According to this embodiment, even if the input / output operation from the host adapter 103 ends in error, the bus switching unit 105 detects this and the input / output bus remains connected to the host adapter 103. There is an effect that the input / output operation is not performed and the host adapter 103 can surely capture the error detailed information of the input / output operation performed by itself. Also, to keep the bus connected,
Only when there is detailed error information, only when there is an error during the previous I / O operation, and when it ends normally, the start scan of the I / O operation is restarted immediately, so the bus is occupied unnecessarily long. The effect is that you do not have to. Further, since the bus remains connected for a certain period of time, there is an effect that the bus does not remain occupied even if the processing device side has a failure during the bus connection and the next activation does not occur. .

The present invention can be positively used for SCSI (abbreviation of small computer system interface).

〔The invention's effect〕

According to the present invention, after the input / output operation of the I / O is executed by the input / output request of the CPU, the bus is immediately disconnected to enable the input / output operation of the I / O from another CPU if there is no detailed information by the operation. If you have the information, leave the bus connected and
Since I / O is not made to perform I / O operations by the CPU, it has the effect of not waiting for I / O requests from other CPUs more than necessary when there is no detailed information.
There is an effect that detailed information is not destroyed by the input / output operation of U.

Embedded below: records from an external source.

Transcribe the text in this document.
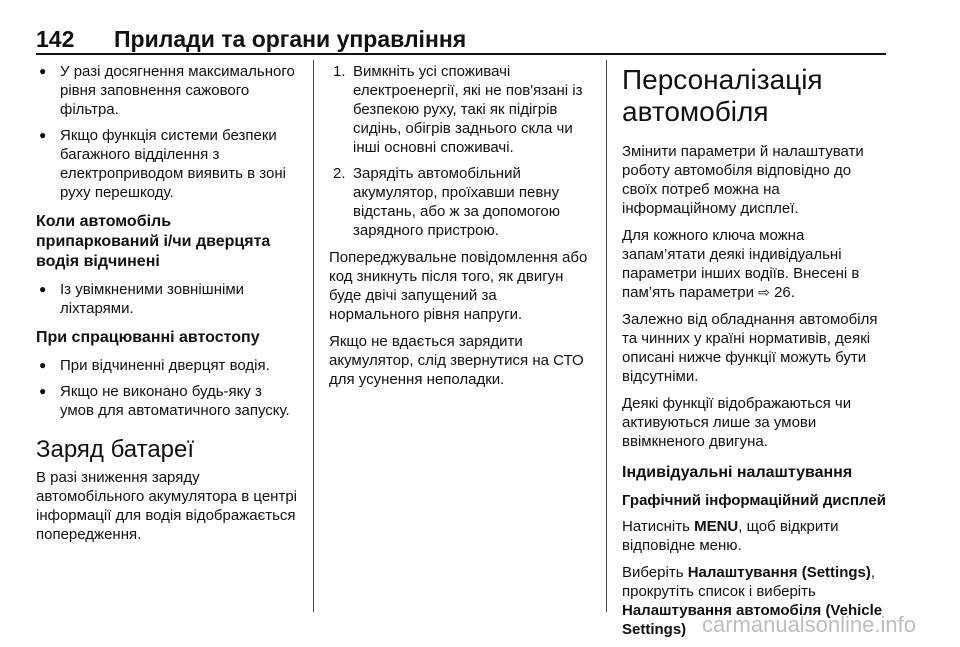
142 Прилади та органи управління
● У разі досягнення максимального рівня заповнення сажового фільтра.
● Якщо функція системи безпеки багажного відділення з електроприводом виявить в зоні руху перешкоду.
Коли автомобіль припаркований і/чи дверцята водія відчинені
● Із увімкненими зовнішніми ліхтарями.
При спрацюванні автостопу
● При відчиненні дверцят водія.
● Якщо не виконано будь-яку з умов для автоматичного запуску.
Заряд батареї

В разі зниження заряду автомобільного акумулятора в центрі інформації для водія відображається попередження.

1. Вимкніть усі споживачі електроенергії, які не пов'язані із безпекою руху, такі як підігрів сидінь, обігрів заднього скла чи інші основні споживачі.
2. Зарядіть автомобільний акумулятор, проїхавши певну відстань, або ж за допомогою зарядного пристрою.

Попереджувальне повідомлення або код зникнуть після того, як двигун буде двічі запущений за нормального рівня напруги.

Якщо не вдається зарядити акумулятор, слід звернутися на СТО для усунення неполадки.

Персоналізація автомобіля

Змінити параметри й налаштувати роботу автомобіля відповідно до своїх потреб можна на інформаційному дисплеї.

Для кожного ключа можна запам’ятати деякі індивідуальні параметри інших водіїв. Внесені в пам’ять параметри ⇨ 26.

Залежно від обладнання автомобіля та чинних у країні нормативів, деякі описані нижче функції можуть бути відсутніми.

Деякі функції відображаються чи активуються лише за умови ввімкненого двигуна.

Індивідуальні налаштування
Графічний інформаційний дисплей

Натисніть MENU, щоб відкрити відповідне меню.

Виберіть Налаштування (Settings), прокрутіть список і виберіть Налаштування автомобіля (Vehicle Settings) carmanualsonline.info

[Brief description of drawings]

FIG. 1 is a diagram showing a configuration of a bus switching unit according to an embodiment of the present invention, FIG. 2 is a time chart of a series of normal termination commands using the bus switching unit according to the embodiment, and FIG. 3 is an abnormal termination command. FIG. 4 is a system configuration diagram of an example of a computer system according to the present invention, FIG. 5 is an input / output operation procedure flow chart of one embodiment, and FIG.
FIG. 6D is a diagram showing a data pattern of the status check ROM in the bus switching unit according to the embodiment of the present invention. 105 …… Bus switching section, 38 …… ROM, 39,42 …… NAND gate, 41 …… One-shot, 35 …… AND gate, 40 …… Flip flip.

Claims (1)

[Claims] 1. When there is no input / output request from any of the plurality of processors and the common input / output device is not busy, the input / output bus connected to each processor is sequentially switched to connect to the common input / output device. , A bus switching unit that prohibits switching of the I / O bus connected to the common I / O device when there is an I / O request from any processor or when the common I / O device is in a busy state is started by the I / O request. When an input / output operation is terminated due to an error, the input / output operation is terminated by reporting whether or not there is an error, and detailed information about the error is transferred after waiting for the next input / output request. A memory in which a pattern indicating existence is stored in advance, termination information reported by the common input / output device to the connected processor at the time of termination of the connection, and the memory A one-shot circuit that triggers when an error is detected by checking the contents and a period during which the error is detected and the one-shot circuit is outputting and prohibits switching of the input / output bus A bus switching device for a multiprocessor system, comprising: means for continuously receiving input / output requests.